No, I am going to show you how you can create the entire set of accounts needed for a typical small business in under a dozen clicks.
Time for action – creating the default business accounts
We are going to create the account hierarchy for our sample business, Mid Atlantic Computer Services (MACS). This will give you the hands-on feel to create accounts for your business, when you are ready to do that.
- Select from the menu File | New | New File. This will launch the New Account Hierarchy Setup assistant.
GnuCash uses the term assistant to describe what you may have seen in other Windows applications called a wizard. Assistants help you perform tasks that are complex or not frequently performed. Assistants present you with a sequence of dialog boxes that lead you through a series of well-defined steps.
- Click on Forward to go to the Choose Currency screen.
- You will find that US Dollar is selected by default. You can leave it as it is and click Forward to go to the Choose accounts to create screen.
- You will find that Common Accounts is checked by default. This option is for users who want to set up personal accounts. We want to set up a business account. So, uncheck this and check Business Accounts, as shown in the next screenshot and then click on Forward:
- In the Setup selected accounts screen, click on the Checking Account line and it will become highlighted. Click under the Opening Balance column in this line, a text box will appear allowing you to enter data. Enter an opening balance of 2000, as shown in the next screenshot, tab out, and click on Forward.

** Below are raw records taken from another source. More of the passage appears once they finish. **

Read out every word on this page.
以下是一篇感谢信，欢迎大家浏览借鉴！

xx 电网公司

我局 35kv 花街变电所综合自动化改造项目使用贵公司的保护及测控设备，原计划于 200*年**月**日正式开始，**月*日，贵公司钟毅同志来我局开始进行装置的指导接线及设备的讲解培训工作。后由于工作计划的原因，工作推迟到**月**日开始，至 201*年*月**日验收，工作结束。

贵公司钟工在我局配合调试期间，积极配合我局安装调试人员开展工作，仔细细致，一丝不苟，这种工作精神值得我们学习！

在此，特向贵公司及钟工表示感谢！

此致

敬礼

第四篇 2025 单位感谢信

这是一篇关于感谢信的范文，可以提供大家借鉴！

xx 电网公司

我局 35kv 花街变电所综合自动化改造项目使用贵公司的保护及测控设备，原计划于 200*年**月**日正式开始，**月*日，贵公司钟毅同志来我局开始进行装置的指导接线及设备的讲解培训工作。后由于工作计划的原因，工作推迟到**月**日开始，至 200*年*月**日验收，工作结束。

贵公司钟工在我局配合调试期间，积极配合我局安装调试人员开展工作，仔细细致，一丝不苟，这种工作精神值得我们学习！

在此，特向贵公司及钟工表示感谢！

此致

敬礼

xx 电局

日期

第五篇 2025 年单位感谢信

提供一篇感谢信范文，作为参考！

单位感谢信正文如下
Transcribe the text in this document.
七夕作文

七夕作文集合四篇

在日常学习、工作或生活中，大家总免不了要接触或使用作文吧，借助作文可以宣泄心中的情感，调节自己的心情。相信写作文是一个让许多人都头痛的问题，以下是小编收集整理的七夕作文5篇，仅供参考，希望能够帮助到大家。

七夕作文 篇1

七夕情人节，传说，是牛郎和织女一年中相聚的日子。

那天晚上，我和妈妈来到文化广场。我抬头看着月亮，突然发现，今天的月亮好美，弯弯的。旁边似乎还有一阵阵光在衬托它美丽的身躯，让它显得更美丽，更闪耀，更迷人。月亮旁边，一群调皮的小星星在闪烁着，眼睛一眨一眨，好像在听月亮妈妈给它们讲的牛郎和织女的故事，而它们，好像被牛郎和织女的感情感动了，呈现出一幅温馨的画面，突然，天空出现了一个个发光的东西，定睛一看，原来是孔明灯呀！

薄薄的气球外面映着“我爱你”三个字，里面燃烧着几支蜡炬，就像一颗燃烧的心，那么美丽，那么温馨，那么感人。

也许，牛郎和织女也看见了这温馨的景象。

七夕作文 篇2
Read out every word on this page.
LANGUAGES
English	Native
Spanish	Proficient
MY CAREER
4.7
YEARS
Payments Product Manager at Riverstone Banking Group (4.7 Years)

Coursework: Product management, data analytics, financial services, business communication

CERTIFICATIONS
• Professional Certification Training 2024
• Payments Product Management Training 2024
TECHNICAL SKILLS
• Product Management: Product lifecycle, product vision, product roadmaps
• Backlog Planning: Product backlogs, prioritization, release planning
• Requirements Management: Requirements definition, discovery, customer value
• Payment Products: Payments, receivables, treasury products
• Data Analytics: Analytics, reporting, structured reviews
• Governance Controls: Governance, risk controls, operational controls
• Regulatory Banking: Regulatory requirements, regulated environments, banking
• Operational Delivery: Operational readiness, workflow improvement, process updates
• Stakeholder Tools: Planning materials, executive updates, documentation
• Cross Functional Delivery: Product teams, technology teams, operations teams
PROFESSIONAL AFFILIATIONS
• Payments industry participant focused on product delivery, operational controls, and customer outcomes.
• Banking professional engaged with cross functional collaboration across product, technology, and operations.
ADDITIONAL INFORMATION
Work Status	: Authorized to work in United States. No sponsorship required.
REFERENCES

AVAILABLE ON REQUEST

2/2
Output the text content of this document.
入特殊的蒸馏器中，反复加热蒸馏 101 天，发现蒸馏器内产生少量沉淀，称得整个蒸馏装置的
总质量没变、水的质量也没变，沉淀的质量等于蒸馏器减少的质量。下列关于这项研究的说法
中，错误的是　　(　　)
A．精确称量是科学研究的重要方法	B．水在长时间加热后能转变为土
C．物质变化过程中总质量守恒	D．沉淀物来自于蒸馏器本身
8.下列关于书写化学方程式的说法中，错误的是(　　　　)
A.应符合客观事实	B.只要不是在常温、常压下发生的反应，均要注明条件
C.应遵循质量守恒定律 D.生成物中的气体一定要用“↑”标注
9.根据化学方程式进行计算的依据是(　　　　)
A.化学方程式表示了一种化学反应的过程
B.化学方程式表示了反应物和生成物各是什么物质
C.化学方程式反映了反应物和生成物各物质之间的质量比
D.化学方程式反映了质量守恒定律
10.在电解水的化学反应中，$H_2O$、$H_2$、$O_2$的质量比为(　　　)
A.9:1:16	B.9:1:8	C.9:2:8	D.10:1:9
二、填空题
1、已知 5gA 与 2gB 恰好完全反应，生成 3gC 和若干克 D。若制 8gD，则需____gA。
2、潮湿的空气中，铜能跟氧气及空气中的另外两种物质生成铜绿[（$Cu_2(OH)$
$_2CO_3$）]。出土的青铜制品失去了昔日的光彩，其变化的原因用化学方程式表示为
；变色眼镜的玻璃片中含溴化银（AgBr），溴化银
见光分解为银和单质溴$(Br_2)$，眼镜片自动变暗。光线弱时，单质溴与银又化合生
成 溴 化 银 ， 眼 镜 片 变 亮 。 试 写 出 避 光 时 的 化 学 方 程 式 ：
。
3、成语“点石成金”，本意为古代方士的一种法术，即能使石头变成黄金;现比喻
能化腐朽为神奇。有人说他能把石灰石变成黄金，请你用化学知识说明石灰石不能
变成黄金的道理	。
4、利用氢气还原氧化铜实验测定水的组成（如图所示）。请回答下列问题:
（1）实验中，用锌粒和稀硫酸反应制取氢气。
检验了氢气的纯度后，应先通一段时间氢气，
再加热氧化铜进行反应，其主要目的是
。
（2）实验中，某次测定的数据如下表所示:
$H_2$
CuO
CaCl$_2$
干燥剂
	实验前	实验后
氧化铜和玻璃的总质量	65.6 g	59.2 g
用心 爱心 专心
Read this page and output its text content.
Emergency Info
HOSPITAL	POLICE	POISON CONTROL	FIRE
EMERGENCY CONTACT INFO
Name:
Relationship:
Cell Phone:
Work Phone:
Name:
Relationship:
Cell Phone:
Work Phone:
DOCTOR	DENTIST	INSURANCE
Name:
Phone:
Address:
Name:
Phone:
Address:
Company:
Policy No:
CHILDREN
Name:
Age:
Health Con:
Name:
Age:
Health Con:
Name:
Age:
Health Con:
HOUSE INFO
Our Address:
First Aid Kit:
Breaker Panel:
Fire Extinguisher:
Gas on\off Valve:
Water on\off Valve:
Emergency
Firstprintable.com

- In the Finish Account Setup screen, click on Apply.
- With the previous step, the New Account Hierarchy Setup assistant has completed its job. You should now be back in the GnuCash main window showing the freshly minted set of accounts with the title Unsaved Book – Accounts.
- The Save As dialog should open. If it doesn’t, select File | Save As… change the Save in folder to your desired folder, put in the filename MACS without any extension, and click on Save As. If your screen looks like the following screenshot, you have now successfully created the default business account hierarchy for MACS:
Most Windows applications require you to save files with a 3 or 4 letter extension. Microsoft Word, for example, requires a .docx or .doc file extension. However, GnuCash uses the longer .gnucash extension. If you fill in the file name, GnuCash will automatically add the .gnucash extension.
What just happened?
There you are. With a small amount of effort, you have not only created a complete set of accounts that would be needed for a typical small business, but you have also learned how to enter opening balances as well. Now that we have that under our belt, let us discuss the key aspects of setting up accounts.